In this headspace, it became impossible to know what I wanted—ever. It's like a brand of overthinking. It became impossible to answer the question, "Do you even want to X?" I would sit and gape at the question, butting against firewalls of Shoulds and cringing against their blaring alarms. Do I want cake? I shouldn't eat cake; I've had enough sugar the past few days. Do I want to go to church? I should go to church; the Bible tells us fellowship is important, as is keeping one's commitments. Do I want to go to my friend's birthday party? I should go; the friend has always been supportive of me. Do I want to stay inside and read? I shouldn't; I should go walk outside instead so I don't waste the nice weather.

Do I even want to do X? The muscle that answers that question has well and truly atrophied.

For years, a very small percentage of my Yeses have been real, biblical Yeses. This isn't anyone's fault but my own. It wasn't that people were forcing me to say yes, it's that I didn't and don't have the neural pathway to say yes and mean it. Everything gets routed directly through Should Station and exits as whatever the "correct answer" is. Feelings and desires don't matter.

After therapy, reading Boundaries, and having lots of conversations with Gabe, he and I have decided that I basically need an Anti-Should Bootcamp for the next six months. For the next six months, I'm not going to do anything that I simply "should," unless I feel a seed of genuine desire toward the thing.

This sounds INSANELY privileged and indulgent to me, and I think long-term, it would be. However, I think healing from wounds and (very little T) trauma can only happen in a space of absolute safety.

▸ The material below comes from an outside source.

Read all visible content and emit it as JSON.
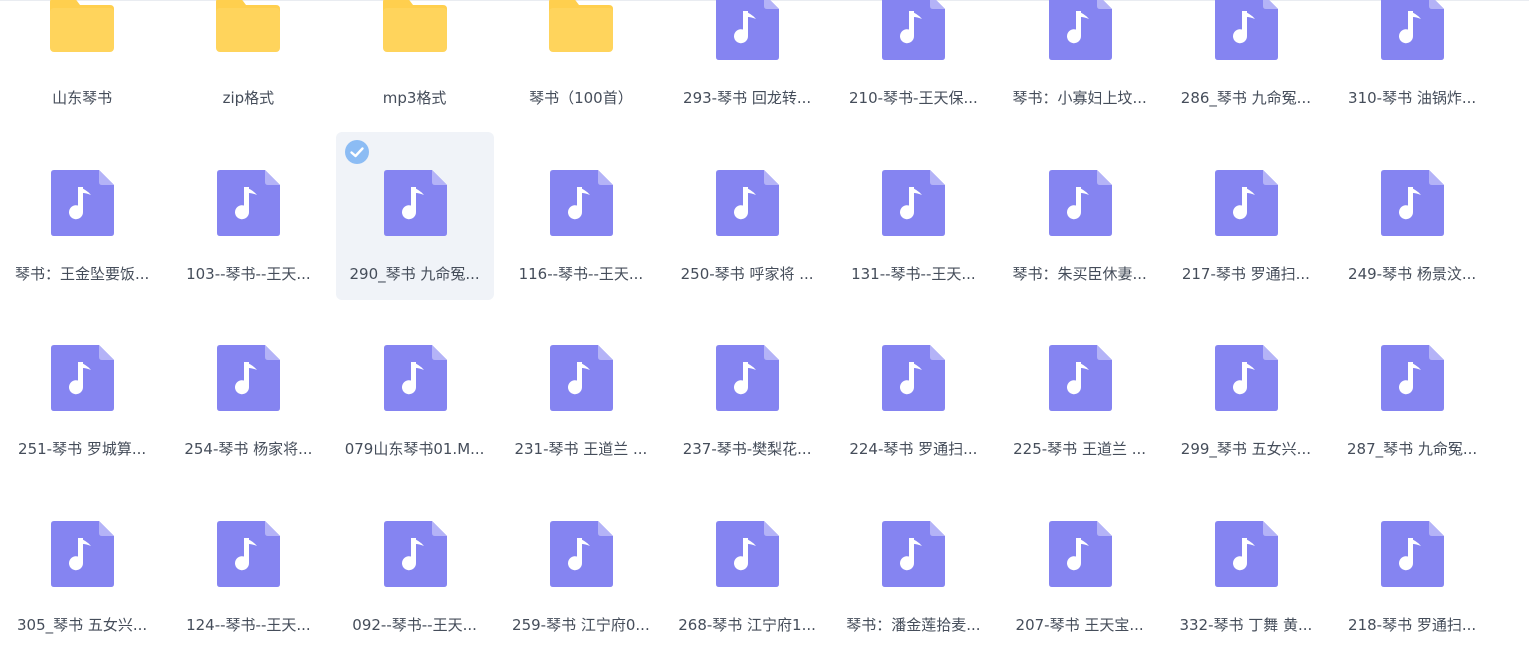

I need to practice saying No until I start to believe that I have the freedom to do that. Only when a person can freely say No can she also freely say Yes. I need to prune away the weeds of all the Shoulds in my heart and see what healthy interests, desires, and joys might be trying to grow. What do I actually want?

I don't think I'm a lazy person anymore. I don't think this six-month bootcamp is in danger of turning me into a spoiled, capricious prima donna who thinks the world revolves around her desires. I think this is something I need to do in order to grow and heal, and I think I'll "come back" in six months happier, healthier, and able to show up spiritually to all the things I decide to say Yes to.

Because it's not a Yes if you didn't believe you could say No.